The company, a Silicon Valley bellwether, told its investors on Wednesday that it had processed more than $1tn in payments last year, up 25 per cent from 2022, helping it rebound from a bruising period during which its valuation was cut in half.

“2023 was a big year. We hit dual milestones of $1tn in payment volume and being cash flow positive,” said John Collison, Stripe’s co-founder and president. “We don’t disclose the historical financials, but obviously Stripe has been in build mode up to this point.”

The San Francisco- and Dublin-headquartered company is among the most valuable private businesses in the US, alongside Elon Musk’s SpaceX and artificial intelligence company OpenAI.

Stripe has been emblematic of venture-backed companies’ boom and bust in recent years — soaring to a $95bn valuation during what Collison describes as “the peak of the madness in 2021” before cutting its valuation to $50bn last year. Last month, Stripe’s private market valuation increased to $65bn.

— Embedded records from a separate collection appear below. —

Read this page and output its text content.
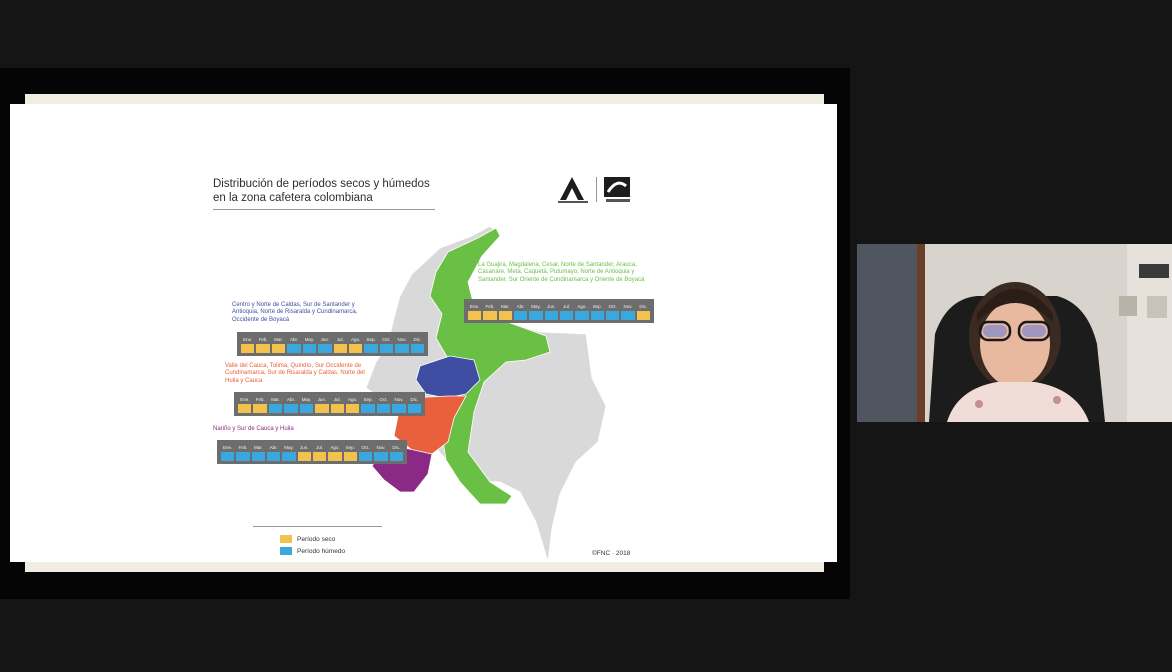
Distribución de períodos secos y húmedos
en la zona cafetera colombiana
La Guajira, Magdalena, Cesar, Norte de Santander, Arauca, Casanare, Meta, Caquetá, Putumayo, Norte de Antioquia y Santander, Sur Oriente de Cundinamarca y Oriente de Boyacá
Ene.	Feb.	Mar.	Abr.	May.	Jun.	Jul.	Ago.	Sep.	Oct.	Nov.	Dic.
Centro y Norte de Caldas, Sur de Santander y Antioquia, Norte de Risaralda y Cundinamarca, Occidente de Boyacá
Ene.	Feb.	Mar.	Abr.	May.	Jun.	Jul.	Ago.	Sep.	Oct.	Nov.	Dic.
Valle del Cauca, Tolima, Quindío, Sur Occidente de Cundinamarca, Sur de Risaralda y Caldas, Norte del Huila y Cauca
Ene.	Feb.	Mar.	Abr.	May.	Jun.	Jul.	Ago.	Sep.	Oct.	Nov.	Dic.
Nariño y Sur de Cauca y Huila
Ene.	Feb.	Mar.	Abr.	May.	Jun.	Jul.	Ago.	Sep.	Oct.	Nov.	Dic.
Período seco
Período húmedo	©FNC · 2018
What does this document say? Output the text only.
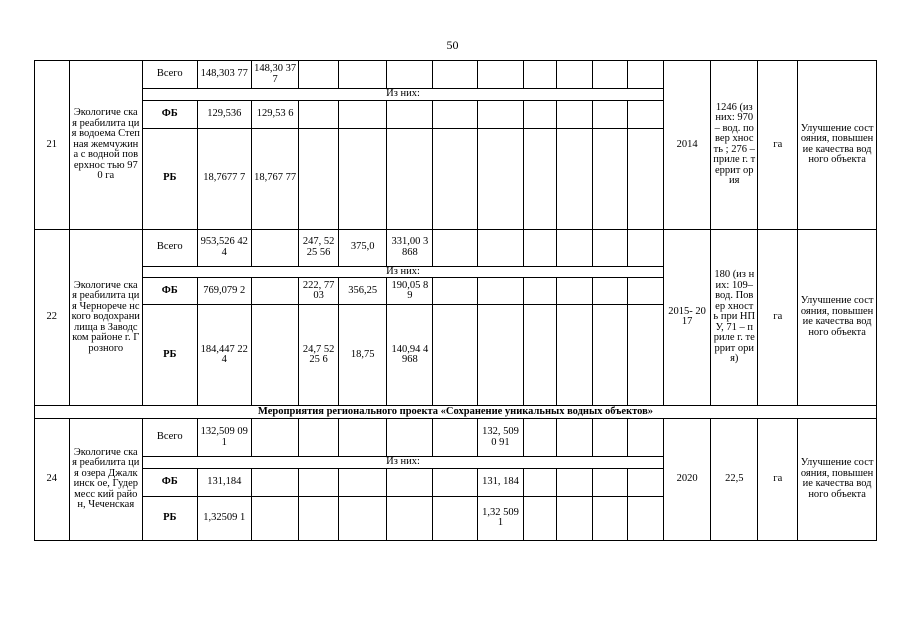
50
21	Экологиче ская реабилита ция водоема Степная жемчужин а с водной поверхнос тью 970 га	Всего	148,303 77	148,30 377										2014	1246 (из них: 970– вод. повер хность ; 276 – приле г. террит ория	га	Улучшение состояния, повышение качества водного объекта
		Из них:															
		ФБ	129,536	129,53 6													
		РБ	18,7677 7	18,767 77													
22	Экологиче ская реабилита ция Черноречe нского водохрани лища в Заводском районе г. Грозного	Всего	953,526 424		247, 5225 56	375,0	331,00 3868							2015- 2017	180 (из них: 109– вод. Повер хность при НПУ, 71 – приле г. террит ория)	га	Улучшение состояния, повышение качества водного объекта
		Из них:															
		ФБ	769,079 2		222, 7703	356,25	190,05 89										
		РБ	184,447 224		24,7 5225 6	18,75	140,94 4968										
Мероприятия регионального проекта «Сохранение уникальных водных объектов»																	
24	Экологиче ская реабилита ция озера Джалкинск ое, Гудермесс кий район, Чеченская	Всего	132,509 091						132, 5090 91					2020	22,5	га	Улучшение состояния, повышение качества водного объекта
		Из них:															
		ФБ	131,184						131, 184								
		РБ	1,32509 1						1,32 5091								
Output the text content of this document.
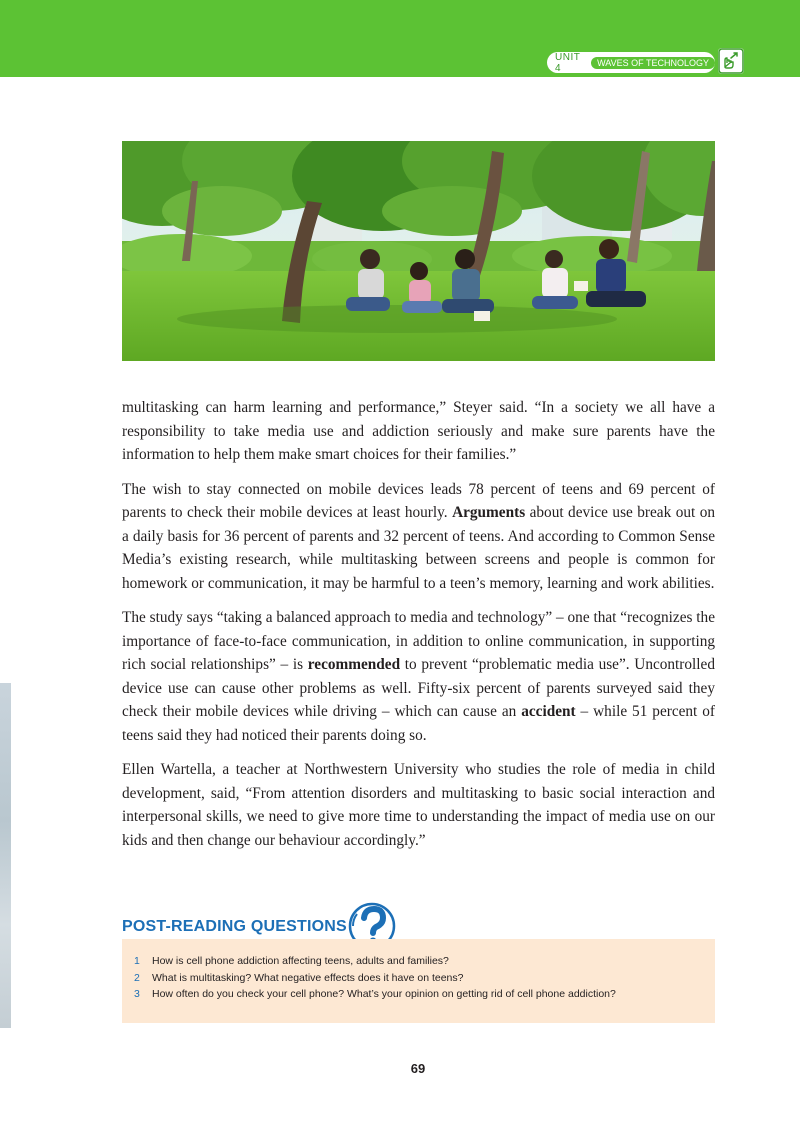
UNIT 4	WAVES OF TECHNOLOGY

multitasking can harm learning and performance,” Steyer said. “In a society we all have a responsibility to take media use and addiction seriously and make sure parents have the information to help them make smart choices for their families.”

The wish to stay connected on mobile devices leads 78 percent of teens and 69 percent of parents to check their mobile devices at least hourly. Arguments about device use break out on a daily basis for 36 percent of parents and 32 percent of teens. And according to Common Sense Media’s existing research, while multitasking between screens and people is common for homework or communication, it may be harmful to a teen’s memory, learning and work abilities.

The study says “taking a balanced approach to media and technology” – one that “recognizes the importance of face-to-face communication, in addition to online communication, in supporting rich social relationships” – is recommended to prevent “problematic media use”. Uncontrolled device use can cause other problems as well. Fifty-six percent of parents surveyed said they check their mobile devices while driving – which can cause an accident – while 51 percent of teens said they had noticed their parents doing so.

Ellen Wartella, a teacher at Northwestern University who studies the role of media in child development, said, “From attention disorders and multitasking to basic social interaction and interpersonal skills, we need to give more time to understanding the impact of media use on our kids and then change our behaviour accordingly.”

POST-READING QUESTIONS
1 How is cell phone addiction affecting teens, adults and families?
2 What is multitasking? What negative effects does it have on teens?
3 How often do you check your cell phone? What’s your opinion on getting rid of cell phone addiction?
69
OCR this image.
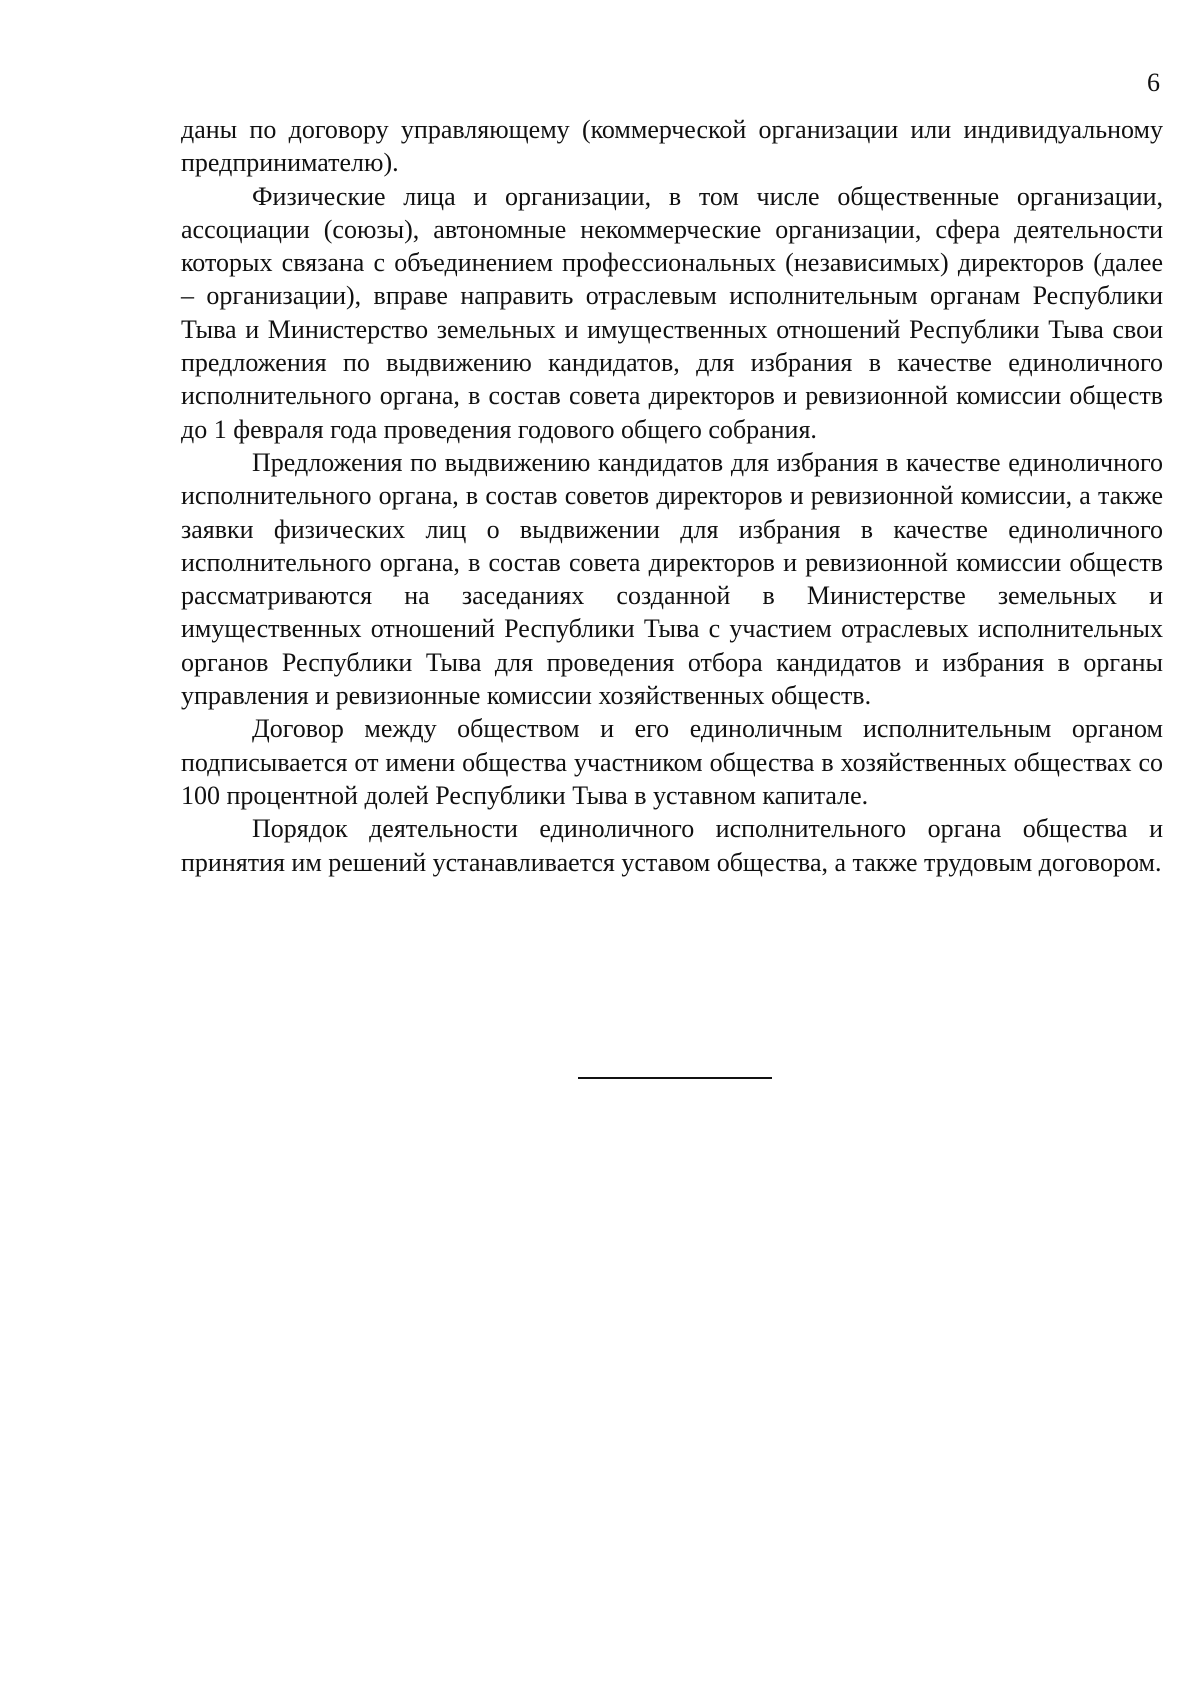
6

даны по договору управляющему (коммерческой организации или индивидуальному предпринимателю).

Физические лица и организации, в том числе общественные организации, ассоциации (союзы), автономные некоммерческие организации, сфера деятельности которых связана с объединением профессиональных (независимых) директоров (далее – организации), вправе направить отраслевым исполнительным органам Республики Тыва и Министерство земельных и имущественных отношений Республики Тыва свои предложения по выдвижению кандидатов, для избрания в качестве единоличного исполнительного органа, в состав совета директоров и ревизионной комиссии обществ до 1 февраля года проведения годового общего собрания.

Предложения по выдвижению кандидатов для избрания в качестве единоличного исполнительного органа, в состав советов директоров и ревизионной комиссии, а также заявки физических лиц о выдвижении для избрания в качестве единоличного исполнительного органа, в состав совета директоров и ревизионной комиссии обществ рассматриваются на заседаниях созданной в Министерстве земельных и имущественных отношений Республики Тыва с участием отраслевых исполнительных органов Республики Тыва для проведения отбора кандидатов и избрания в органы управления и ревизионные комиссии хозяйственных обществ.

Договор между обществом и его единоличным исполнительным органом подписывается от имени общества участником общества в хозяйственных обществах со 100 процентной долей Республики Тыва в уставном капитале.

Порядок деятельности единоличного исполнительного органа общества и принятия им решений устанавливается уставом общества, а также трудовым договором.
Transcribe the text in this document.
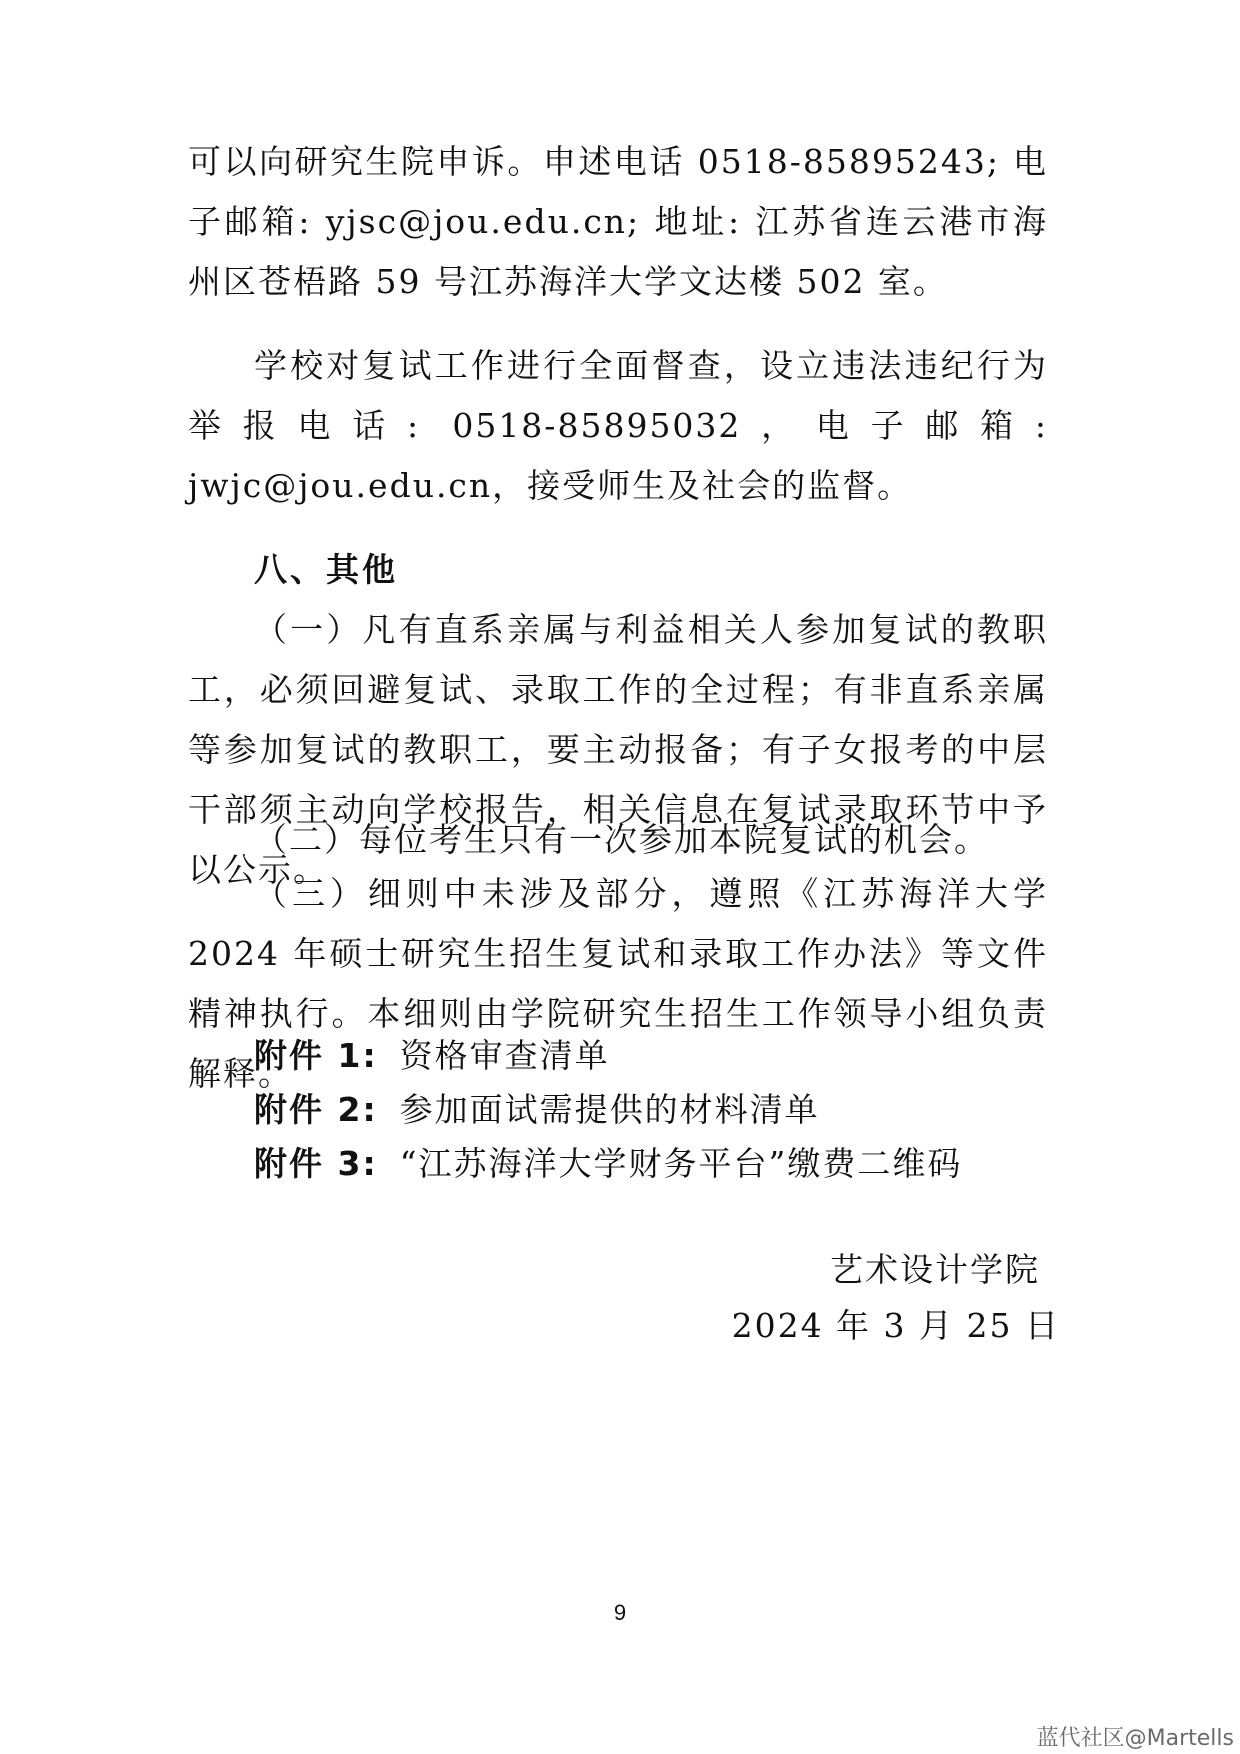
可以向研究生院申诉。申述电话 0518-85895243; 电子邮箱: yjsc@jou.edu.cn; 地址: 江苏省连云港市海州区苍梧路 59 号江苏海洋大学文达楼 502 室。

学校对复试工作进行全面督查，设立违法违纪行为举报电话: 0518-85895032，电子邮箱: jwjc@jou.edu.cn，接受师生及社会的监督。

八、其他

（一）凡有直系亲属与利益相关人参加复试的教职工，必须回避复试、录取工作的全过程；有非直系亲属等参加复试的教职工，要主动报备；有子女报考的中层干部须主动向学校报告，相关信息在复试录取环节中予以公示。

（二）每位考生只有一次参加本院复试的机会。

（三）细则中未涉及部分，遵照《江苏海洋大学 2024 年硕士研究生招生复试和录取工作办法》等文件精神执行。本细则由学院研究生招生工作领导小组负责解释。

附件 1: 资格审查清单

附件 2: 参加面试需提供的材料清单

附件 3: “江苏海洋大学财务平台”缴费二维码

艺术设计学院

2024 年 3 月 25 日

9
蓝代社区@Martells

Stripe’s public listing has long been anticipated among venture backers who would be in line for a bumper payout and other start-ups looking for clues as to how they might perform on public markets. But Collison said he and his brother Patrick, the company’s chief executive, have no plans to take Stripe public while public markets remain volatile.

“With the IPO, we’re not in a rush. Businesses which are profitable have many, many more options than businesses which are dependent on outside capital,” said Collison in an interview with the Financial Times.

That means the company must find other ways to let employees and early investors cash out their stock, which has risen sharply in value. Last month, Stripe arranged the sale of about $1bn in employee stock, and Collison said he wanted to ensure employees had a chance to cash out every year.

In 2023, Stripe raised $6.5bn from venture capital investors including Josh Kushner’s Thrive Capital, Andreessen Horowitz and Peter Thiel’s Founders Fund, in a private stock sale that was one of the largest ever in the US. The sale allowed the company to pay billions in tax liabilities associated with its employees stock units.

“You are starting to see this a bit more with pre-IPO companies [such as] OpenAI, Canva, SpaceX: private companies doing tender offers for staff who tend to have more concentrated positions in the company stock,” said Collison.

Canva, an Australian graphics design platform, is on the cusp of completing its own tender offer which is expected to value the company at about $26bn, according to Cameron Adams, the company’s co-founder. Canva initially planned for the sale of about $1bn in stock but upped the total to more than $1.5bn after the tender was oversubscribed, said Adams.

Launched in 2011 by the Collison brothers, Stripe’s core business is building payments infrastructure for start-ups and more established enterprises. The financial technology group has also developed a suite of tools helping customers with revenue, tax and billing. “We expect the suite’s annual revenue run rate to pass $500mn over the next year,” Stripe told investors on Wednesday.

Stripe did not disclose overall revenues but, according to a person familiar with the matter, its net revenue hit about $1bn in the third quarter of last year. The company was lossmaking in 2022.

Many venture-backed companies have avoided going back to investors who gave them money as the market peaked in 2021, mindful that any fresh capital is likely to come at a lower valuation. But some are now running short of cash. According to industry groups, as many as two-thirds of venture backed start-ups will need to raise money this year.

“The mistake would be private companies refusing to acknowledge market realities . . . Businesses don’t do themselves any favours by having valuations veer away from the fundamental value of the company,” said Collison.